Opening day of The Lexington Farmers' Market is one of the joyous signs that spring has sprung in Central Kentucky. It allows us to shed memories of the long drab winter months with a subtle stamp of approval. Michael and I couldn't wait to soak it in last weekend. Early Saturday morning, I grabbed my canvas tote bags while Michael gathered our empty Chaneys milk glass bottles. In a flash, we were off to the market.
Although we arrived very early, the market was bustling. Perky culinary students, adorned in their university-issued togs, scurried through the market with amused abandon. Youthful innocence. With most of the vendors tucked underneath the bolted glass ceiling of the open air pavillion, space was tight. With shoulder-to-shoulder shoppers crowding the various farmstands, we felt like happy human bumper cars. Bump. Move. Bump. Repeat. The energy was fantastic.
Along with the usual early season shipped-in suspects, a surprizingly large variety of early local produce lined the tabletops and spilled from baskets. I had absolutely no reason to want or buy purple mustard greens. They were gorgeous. Why not? Sold.

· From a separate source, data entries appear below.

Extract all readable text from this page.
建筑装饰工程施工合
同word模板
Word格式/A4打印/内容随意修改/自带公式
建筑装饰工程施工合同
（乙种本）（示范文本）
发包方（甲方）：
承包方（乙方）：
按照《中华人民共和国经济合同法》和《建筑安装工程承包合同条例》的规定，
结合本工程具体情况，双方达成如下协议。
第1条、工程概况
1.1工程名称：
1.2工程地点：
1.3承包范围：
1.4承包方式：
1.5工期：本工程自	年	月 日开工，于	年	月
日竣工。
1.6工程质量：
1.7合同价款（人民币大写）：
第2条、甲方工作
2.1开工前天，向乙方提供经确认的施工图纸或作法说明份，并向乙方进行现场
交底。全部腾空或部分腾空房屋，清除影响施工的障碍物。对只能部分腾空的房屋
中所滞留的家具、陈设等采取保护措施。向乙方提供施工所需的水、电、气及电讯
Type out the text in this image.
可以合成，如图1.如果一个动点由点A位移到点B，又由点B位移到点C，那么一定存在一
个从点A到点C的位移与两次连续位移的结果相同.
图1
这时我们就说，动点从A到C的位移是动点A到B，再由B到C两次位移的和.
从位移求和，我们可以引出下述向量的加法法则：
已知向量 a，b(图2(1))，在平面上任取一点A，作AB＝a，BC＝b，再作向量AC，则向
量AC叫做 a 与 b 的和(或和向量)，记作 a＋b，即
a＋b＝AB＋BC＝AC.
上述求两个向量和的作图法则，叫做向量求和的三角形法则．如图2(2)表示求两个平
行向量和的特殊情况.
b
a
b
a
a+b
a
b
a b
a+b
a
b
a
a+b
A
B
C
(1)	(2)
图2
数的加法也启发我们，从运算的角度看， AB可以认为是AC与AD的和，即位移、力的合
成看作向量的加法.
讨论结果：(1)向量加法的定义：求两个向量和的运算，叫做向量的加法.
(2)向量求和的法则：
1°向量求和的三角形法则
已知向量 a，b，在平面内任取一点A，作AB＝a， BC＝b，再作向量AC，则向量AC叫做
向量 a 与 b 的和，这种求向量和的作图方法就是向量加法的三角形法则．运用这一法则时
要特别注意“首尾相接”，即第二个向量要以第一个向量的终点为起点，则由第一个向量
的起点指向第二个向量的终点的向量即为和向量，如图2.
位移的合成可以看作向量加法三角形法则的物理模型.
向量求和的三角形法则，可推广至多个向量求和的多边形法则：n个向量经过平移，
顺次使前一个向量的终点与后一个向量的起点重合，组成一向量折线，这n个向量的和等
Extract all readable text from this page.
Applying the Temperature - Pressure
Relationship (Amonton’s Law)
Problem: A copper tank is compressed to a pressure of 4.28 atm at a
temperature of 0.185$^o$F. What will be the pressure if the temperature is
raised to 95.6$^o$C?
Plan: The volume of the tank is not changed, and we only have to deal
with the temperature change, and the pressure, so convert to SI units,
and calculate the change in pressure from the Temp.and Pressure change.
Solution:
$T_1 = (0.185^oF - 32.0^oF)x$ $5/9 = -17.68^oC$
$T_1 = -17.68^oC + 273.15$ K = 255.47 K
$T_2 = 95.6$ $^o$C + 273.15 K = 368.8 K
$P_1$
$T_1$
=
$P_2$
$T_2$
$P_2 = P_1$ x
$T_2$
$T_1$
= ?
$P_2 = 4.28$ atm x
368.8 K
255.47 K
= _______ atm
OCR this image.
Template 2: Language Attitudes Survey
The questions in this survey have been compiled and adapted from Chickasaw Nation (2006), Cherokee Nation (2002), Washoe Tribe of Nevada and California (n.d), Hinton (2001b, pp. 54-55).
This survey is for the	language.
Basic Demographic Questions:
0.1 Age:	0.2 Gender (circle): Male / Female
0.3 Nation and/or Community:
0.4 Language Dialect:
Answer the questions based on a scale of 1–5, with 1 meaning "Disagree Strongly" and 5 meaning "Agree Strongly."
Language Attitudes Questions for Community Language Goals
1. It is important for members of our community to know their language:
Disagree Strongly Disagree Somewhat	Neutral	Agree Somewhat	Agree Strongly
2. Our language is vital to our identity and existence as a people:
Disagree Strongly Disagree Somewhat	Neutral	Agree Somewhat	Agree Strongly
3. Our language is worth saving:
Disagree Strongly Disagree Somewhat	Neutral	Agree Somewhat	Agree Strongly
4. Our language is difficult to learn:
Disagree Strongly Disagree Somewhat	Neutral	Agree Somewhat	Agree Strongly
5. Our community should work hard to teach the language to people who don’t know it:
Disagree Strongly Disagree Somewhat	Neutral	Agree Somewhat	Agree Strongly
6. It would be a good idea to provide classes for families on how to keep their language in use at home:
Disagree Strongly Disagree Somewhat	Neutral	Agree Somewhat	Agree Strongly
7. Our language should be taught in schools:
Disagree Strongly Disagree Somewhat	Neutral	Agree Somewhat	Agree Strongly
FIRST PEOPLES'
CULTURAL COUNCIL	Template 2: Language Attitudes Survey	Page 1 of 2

Chanterelle mushrooms. Herbs. Baby lettuces. Radishes. Green garlic bunches. Green onions. Tomato plants. Cheeses. Breads. Flowers. Salsas. Dips. It was dizzying.
Bundles of fresh asparagus caught me off guard. Even after our mild winter, I didn't expect to find them on opening day. With my giddiness trumping sound reasoning, I bagged 2 pounds of fresh Bourbon County spring asparagus. Really? What was I thinking? That's a hell of a lot of asparagus for 2 people.
Round 1: After tossing 1/2 pound of trimmed tender asparagus spears with olive oil, salt, and pepper, I roasted them in a 400 degree oven for 18 minutes. When they caramelized, I nestled them around jasmine rice alongside baked cornish game hens smothered in pureed lemon-infused roasted garlic.
Round 2: To awaken a sleepy long braised horseradish-spiked pot roast, I shaved a few of the larger asparagus spears into delicate ribbons before tossing them with meyer lemon juice, olive oil, spring radish zest, radishes, curled green onions, salt, and pepper. Crisp. Fresh. Raw. Perfect.
Round 3: I banished the heavy-handedness of the previous two nights and threw together a simple pureed asparagus soup. Although most methods for preparing asparagus soup include potatoes and leeks, I didn't want to muck up and muddle the true flavor of the asparagus. I kept it simple and straightforward. After sweating 1/2 cup minced shallots and 1 clove smashed garlic in 2 tablespoons of olive oil, I seasoned them with salt and pepper before deglazing the soup pot with white wine. When the wine reduced to nothing, I added 4 cups chicken stock. I brought the stock to a boil, reduced it to a simmer, tumbled in a pound of sliced spring asparagus, and let it rip for 15 minutes.
I pulled the cooked asparagus from the heat and carefully pureed it in batches (with the stock) until it was velvety smooth. After dishing up the soup, I topped it with crisped prosciutto cracklings, creme fraiche, and lemony fresh thyme.
I shamelessly licked the bowl clean,
leaving my lips and cheeks dripping with
the pure essence of fresh spring asparagus.